Economic and Fiscal Policies: Impact and Instruments

Economic Policies: Objectives, Instruments, and Types

Economic policies are forms of state intervention in the economy designed to achieve specific economic objectives.

Objectives or Purposes

  • Sustainable Economic Growth: The state intervenes to increase the production of goods and services, sustaining it over time. A key objective is to improve the welfare of citizens.
  • Full Employment: Achieving full employment is challenging. It is generally considered to exist when 98% of the working population is employed.
  • Price Stability: Controlling the prices of goods and services is essential to maintain consumer purchasing power and avoid inflation-related uncertainty.

Medium

Direct

These are the bodies that develop and implement economic policy. While the national government designs the general economic policy, implementation corresponds to all public sector institutions. Each agency has its own assigned role in economic policy and must coordinate with others.

Indirect

These are not direct operators but are groups with significant influence in modern societies, such as banks, large multinational corporations, business associations, and trade unions. They have broad social or economic support, making it essential for the state to negotiate with them to move forward in the same direction and achieve the desired objectives.

Types of Economic Policy

  • Fiscal Policy: This is the deliberate action of the state to influence economic activity, mainly through tax collection and the implementation of public spending.
  • Monetary Policy: This is the set of measures taken by a nation’s central bank, primarily aimed at maintaining price stability by varying the amount of money in circulation.
  • Foreign Policy: This is the state’s intervention to regulate transactions with other countries or economies.
  • Incomes Policy: This aims to achieve price stability by controlling inflation. When prices soar, the state may try to control the prices of the most unstable goods or services. It can also regulate the salaries of officials or recommend maximum and minimum wages for businesses.

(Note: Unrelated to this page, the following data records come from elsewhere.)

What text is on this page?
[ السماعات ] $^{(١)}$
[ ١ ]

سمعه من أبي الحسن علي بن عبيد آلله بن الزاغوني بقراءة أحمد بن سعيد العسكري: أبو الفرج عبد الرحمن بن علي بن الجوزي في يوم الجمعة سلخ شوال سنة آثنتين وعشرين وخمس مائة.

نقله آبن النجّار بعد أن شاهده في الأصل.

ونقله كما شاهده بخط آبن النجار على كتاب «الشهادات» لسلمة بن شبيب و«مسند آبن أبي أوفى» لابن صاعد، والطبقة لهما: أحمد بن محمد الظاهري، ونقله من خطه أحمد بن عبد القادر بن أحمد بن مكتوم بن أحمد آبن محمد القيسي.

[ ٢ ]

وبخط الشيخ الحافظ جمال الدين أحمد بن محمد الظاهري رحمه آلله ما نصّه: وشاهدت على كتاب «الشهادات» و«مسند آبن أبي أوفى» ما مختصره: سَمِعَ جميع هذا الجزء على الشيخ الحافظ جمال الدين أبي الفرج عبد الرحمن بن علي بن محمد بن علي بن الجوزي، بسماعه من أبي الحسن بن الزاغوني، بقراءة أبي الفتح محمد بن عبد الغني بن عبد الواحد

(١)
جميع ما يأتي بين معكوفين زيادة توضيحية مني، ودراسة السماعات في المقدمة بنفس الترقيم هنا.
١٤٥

Economic policies are forms of state intervention in the economy to attain objectives related to production, employment, and prices, driving variables such as taxes, government spending, and the price of money.

Fiscal Policy: Instruments and Impact

Fiscal policy is the deliberate action of the public sector, through fundraising and the implementation of public expenditure, to achieve the objectives pursued by the state.

Types of Fiscal Policy Instruments

Discretionary Fiscal Policies

These are applied by governments when they want to influence revenue or expenditure on purpose, i.e., they are activated on their own initiative because they are not regulated. They are designed to maintain the tone of economic activity and usually, in times of crisis, help prevent a fall in the level of production of goods and services.

  • Public Works Programs: These have two purposes: to increase levels of production and employment and to provide more infrastructure in the country.
  • Employment and Training Plans: These aim to recruit and train workers for short periods, aiming for quick job placement.
  • Transfer Programs: These protect disadvantaged groups through periodic, temporary, or permanent assistance.
  • Modification of Tax Rates: A variation of the rates of certain taxes changes the amounts available to families and businesses to consume or invest, which, in turn, affects aggregate demand and therefore production levels and employment.

Discretionary policies are slow to take effect and are not always implemented correctly. When the desired effect is achieved, it is difficult to say how much is due to these policies. Therefore, automatic stabilizers are also used.

Automatic Stabilizers

These are public revenues or expenditures that increase or decrease along with the production level of a country. The transitions between phases of economic cycles of boom and bust are shorter and less traumatic. Using an analogy, if the economy were an elevator that ascends or descends too fast, automatic stabilizers act as a brake on the descent and as a drag on the ascent.

  • Proportional Taxes: Their rate does not vary with income level.
  • Progressive Taxes: The tax rate rises gradually as the level of income increases.
  • Social Security Contributions: Contributions that workers and firms make to Social Security in exchange for the social protection that the body gives them.
  • Unemployment Benefits: Financial assistance granted by the state to meet the social needs and economic consequences of an unemployment situation.

Impact on the Economy

When taxes are reduced or government spending is increased to stimulate aggregate demand for goods and services, it is said that fiscal policy is expansive. However, when taxes are increased or public spending is reduced to achieve the opposite objectives, it is said to be restrictive.